I. On Mary Shelley
A poem is like a monster
I have cobbled together
in my awkward, clumsy image.
The poem and I believe that we
defy parental expectations
regardless of what neighbors think
(most of their neighbors cannot think).
The poem has never murdered anyone;
but often, it requests (and sometimes demands)

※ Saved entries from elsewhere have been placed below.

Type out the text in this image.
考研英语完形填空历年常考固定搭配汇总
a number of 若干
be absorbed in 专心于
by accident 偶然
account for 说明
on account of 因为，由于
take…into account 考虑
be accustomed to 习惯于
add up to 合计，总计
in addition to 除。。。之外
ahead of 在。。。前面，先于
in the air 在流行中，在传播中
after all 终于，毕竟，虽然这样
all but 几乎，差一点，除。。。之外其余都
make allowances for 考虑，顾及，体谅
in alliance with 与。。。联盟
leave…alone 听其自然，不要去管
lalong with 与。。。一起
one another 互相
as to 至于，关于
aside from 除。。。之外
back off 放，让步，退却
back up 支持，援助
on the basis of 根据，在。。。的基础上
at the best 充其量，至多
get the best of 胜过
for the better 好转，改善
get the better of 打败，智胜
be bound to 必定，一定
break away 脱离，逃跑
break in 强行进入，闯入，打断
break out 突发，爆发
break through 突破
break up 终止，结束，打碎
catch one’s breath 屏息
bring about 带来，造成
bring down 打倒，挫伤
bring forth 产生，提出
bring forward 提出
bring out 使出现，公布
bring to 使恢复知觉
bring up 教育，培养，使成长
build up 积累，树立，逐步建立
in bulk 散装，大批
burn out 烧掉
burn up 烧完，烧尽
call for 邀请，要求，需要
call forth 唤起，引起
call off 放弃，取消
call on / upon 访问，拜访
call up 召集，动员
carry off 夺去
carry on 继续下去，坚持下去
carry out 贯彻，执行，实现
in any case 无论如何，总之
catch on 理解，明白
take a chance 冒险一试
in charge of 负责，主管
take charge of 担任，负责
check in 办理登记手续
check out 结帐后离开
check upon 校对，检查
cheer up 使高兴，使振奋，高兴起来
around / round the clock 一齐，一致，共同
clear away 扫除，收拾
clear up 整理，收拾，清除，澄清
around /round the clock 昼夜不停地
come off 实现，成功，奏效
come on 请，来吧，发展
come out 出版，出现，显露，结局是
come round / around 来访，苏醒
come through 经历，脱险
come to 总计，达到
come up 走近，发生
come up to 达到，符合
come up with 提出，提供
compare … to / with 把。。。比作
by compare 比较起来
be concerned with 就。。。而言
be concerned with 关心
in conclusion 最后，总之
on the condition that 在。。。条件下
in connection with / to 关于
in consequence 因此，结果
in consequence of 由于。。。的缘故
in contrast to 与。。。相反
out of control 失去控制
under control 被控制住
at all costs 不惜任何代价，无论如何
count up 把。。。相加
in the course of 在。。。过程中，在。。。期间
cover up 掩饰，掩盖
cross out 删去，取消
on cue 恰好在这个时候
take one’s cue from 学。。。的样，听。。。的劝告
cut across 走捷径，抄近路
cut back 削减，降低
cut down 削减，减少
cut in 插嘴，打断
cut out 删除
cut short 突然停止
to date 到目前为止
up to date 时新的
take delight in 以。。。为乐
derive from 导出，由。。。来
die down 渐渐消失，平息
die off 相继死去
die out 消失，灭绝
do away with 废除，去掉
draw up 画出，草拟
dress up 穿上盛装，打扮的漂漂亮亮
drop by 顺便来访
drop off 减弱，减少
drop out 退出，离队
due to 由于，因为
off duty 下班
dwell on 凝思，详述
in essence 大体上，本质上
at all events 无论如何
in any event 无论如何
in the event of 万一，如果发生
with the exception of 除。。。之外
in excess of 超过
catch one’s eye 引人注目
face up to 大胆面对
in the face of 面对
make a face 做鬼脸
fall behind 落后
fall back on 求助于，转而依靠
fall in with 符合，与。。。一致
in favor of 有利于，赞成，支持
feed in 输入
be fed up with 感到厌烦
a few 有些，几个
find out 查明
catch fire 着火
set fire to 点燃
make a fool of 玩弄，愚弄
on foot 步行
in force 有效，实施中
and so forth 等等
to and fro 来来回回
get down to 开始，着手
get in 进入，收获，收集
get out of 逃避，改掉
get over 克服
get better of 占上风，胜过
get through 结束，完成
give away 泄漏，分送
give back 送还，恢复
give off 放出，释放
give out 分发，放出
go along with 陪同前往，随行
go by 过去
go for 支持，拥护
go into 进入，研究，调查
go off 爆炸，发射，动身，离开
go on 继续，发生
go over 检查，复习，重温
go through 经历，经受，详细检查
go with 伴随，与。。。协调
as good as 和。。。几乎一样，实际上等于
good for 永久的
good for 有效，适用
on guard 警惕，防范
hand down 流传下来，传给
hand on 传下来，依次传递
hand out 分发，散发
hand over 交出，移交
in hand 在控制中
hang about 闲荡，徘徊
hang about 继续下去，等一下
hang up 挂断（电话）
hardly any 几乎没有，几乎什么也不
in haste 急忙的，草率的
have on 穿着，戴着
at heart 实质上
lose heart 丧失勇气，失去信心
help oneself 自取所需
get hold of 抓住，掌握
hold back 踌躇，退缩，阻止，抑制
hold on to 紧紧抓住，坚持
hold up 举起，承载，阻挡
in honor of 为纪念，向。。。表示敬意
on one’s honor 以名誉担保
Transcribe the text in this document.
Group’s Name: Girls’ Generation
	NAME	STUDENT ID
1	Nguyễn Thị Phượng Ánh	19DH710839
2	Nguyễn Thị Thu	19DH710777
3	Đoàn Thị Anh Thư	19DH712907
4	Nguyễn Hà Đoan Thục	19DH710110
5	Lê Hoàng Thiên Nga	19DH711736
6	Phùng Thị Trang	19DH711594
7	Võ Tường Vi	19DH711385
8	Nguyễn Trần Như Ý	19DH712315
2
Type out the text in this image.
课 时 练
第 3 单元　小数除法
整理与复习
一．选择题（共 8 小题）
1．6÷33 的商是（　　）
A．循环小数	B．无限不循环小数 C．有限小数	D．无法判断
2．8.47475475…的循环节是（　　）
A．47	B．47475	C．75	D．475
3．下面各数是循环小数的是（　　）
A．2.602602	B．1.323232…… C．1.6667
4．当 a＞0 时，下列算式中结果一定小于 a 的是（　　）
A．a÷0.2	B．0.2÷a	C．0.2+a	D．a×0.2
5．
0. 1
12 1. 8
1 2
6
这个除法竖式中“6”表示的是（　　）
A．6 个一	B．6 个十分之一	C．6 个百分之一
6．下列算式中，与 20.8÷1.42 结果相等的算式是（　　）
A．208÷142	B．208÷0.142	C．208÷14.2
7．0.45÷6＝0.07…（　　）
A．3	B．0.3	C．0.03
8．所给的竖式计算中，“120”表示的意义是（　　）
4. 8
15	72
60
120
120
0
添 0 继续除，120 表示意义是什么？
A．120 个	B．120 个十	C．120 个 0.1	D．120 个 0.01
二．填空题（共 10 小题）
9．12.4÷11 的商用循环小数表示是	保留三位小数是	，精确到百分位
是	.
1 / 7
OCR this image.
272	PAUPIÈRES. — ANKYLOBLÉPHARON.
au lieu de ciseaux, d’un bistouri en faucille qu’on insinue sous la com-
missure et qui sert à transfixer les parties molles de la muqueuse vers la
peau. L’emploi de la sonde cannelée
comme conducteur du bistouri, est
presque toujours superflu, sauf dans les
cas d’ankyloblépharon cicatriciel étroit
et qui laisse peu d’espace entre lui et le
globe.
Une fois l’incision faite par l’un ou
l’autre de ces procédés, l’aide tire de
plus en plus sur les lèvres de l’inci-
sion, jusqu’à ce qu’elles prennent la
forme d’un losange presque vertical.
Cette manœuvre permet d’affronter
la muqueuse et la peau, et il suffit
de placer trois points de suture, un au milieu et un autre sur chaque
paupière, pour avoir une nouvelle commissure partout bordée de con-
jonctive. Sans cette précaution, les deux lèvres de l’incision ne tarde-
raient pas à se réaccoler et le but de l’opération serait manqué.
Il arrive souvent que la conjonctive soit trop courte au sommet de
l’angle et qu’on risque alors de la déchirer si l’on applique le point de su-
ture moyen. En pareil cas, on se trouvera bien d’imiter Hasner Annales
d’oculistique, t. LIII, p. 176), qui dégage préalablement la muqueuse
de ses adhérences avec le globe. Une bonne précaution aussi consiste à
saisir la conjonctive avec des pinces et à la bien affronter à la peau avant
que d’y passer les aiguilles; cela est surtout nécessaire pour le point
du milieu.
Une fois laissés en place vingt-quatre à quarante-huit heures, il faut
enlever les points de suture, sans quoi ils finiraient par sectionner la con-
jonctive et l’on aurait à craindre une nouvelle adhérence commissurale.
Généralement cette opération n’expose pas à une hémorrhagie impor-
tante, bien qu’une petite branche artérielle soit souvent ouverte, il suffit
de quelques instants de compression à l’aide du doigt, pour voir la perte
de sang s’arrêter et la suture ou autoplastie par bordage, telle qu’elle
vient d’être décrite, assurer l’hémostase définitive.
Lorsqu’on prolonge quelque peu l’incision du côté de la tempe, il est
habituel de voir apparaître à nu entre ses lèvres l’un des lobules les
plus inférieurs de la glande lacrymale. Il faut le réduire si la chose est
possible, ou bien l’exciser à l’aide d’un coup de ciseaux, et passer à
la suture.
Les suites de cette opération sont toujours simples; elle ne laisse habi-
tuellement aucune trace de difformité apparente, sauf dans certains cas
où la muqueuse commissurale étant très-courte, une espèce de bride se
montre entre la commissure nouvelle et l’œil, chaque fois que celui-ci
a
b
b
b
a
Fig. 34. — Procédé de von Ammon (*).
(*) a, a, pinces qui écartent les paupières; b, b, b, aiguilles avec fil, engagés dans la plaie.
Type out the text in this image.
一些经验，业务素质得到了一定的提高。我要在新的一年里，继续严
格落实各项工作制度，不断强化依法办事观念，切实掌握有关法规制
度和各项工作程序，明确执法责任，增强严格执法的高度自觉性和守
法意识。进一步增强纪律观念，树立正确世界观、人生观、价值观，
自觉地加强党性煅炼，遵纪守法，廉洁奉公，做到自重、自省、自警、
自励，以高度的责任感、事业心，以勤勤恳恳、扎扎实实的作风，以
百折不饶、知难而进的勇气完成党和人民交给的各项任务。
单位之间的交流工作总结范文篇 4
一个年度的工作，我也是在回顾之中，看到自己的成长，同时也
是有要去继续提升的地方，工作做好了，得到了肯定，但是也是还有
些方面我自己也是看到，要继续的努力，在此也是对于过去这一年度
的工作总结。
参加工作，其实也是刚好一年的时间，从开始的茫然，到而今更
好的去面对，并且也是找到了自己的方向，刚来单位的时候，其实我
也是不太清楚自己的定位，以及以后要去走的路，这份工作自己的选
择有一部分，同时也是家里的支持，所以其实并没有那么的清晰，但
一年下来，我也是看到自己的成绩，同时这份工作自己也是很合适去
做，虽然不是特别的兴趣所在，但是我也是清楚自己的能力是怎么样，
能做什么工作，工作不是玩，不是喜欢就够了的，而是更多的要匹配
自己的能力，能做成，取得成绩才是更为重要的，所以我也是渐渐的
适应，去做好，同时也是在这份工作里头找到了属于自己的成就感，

a mate after its own kind.
II. On John Milton
An old man like you has obscure words
to say to an adolescent poet
like me (or like I hoped to be).
Adam and Eve, in Genesis,
are like adolescents---in experience,
common sense, and poor decisions.
Your poem removes most of that,
immolating that in most of those speeches.
III. On T. S. Eliot
Adolescents or Monsters?
My parents thought them the same---
awkwardly unprepared and
nervously misinformed:
wasters of time and opportunities,
wasters wherever they land in life;
waterless clouds that thunder too loud.
My parents, forecasting, declared
"Children should be seen and not heard,"
and "You are just the little boy around here."
IV. On Wallace Stevens
Who does not like Ariel, glad for the poems he wrote?
They have become a local cross-section
of your corner of the universe.
The poems are honored parts of that world,
the world that God so loved, to send His Son
with life, and that right abundantly.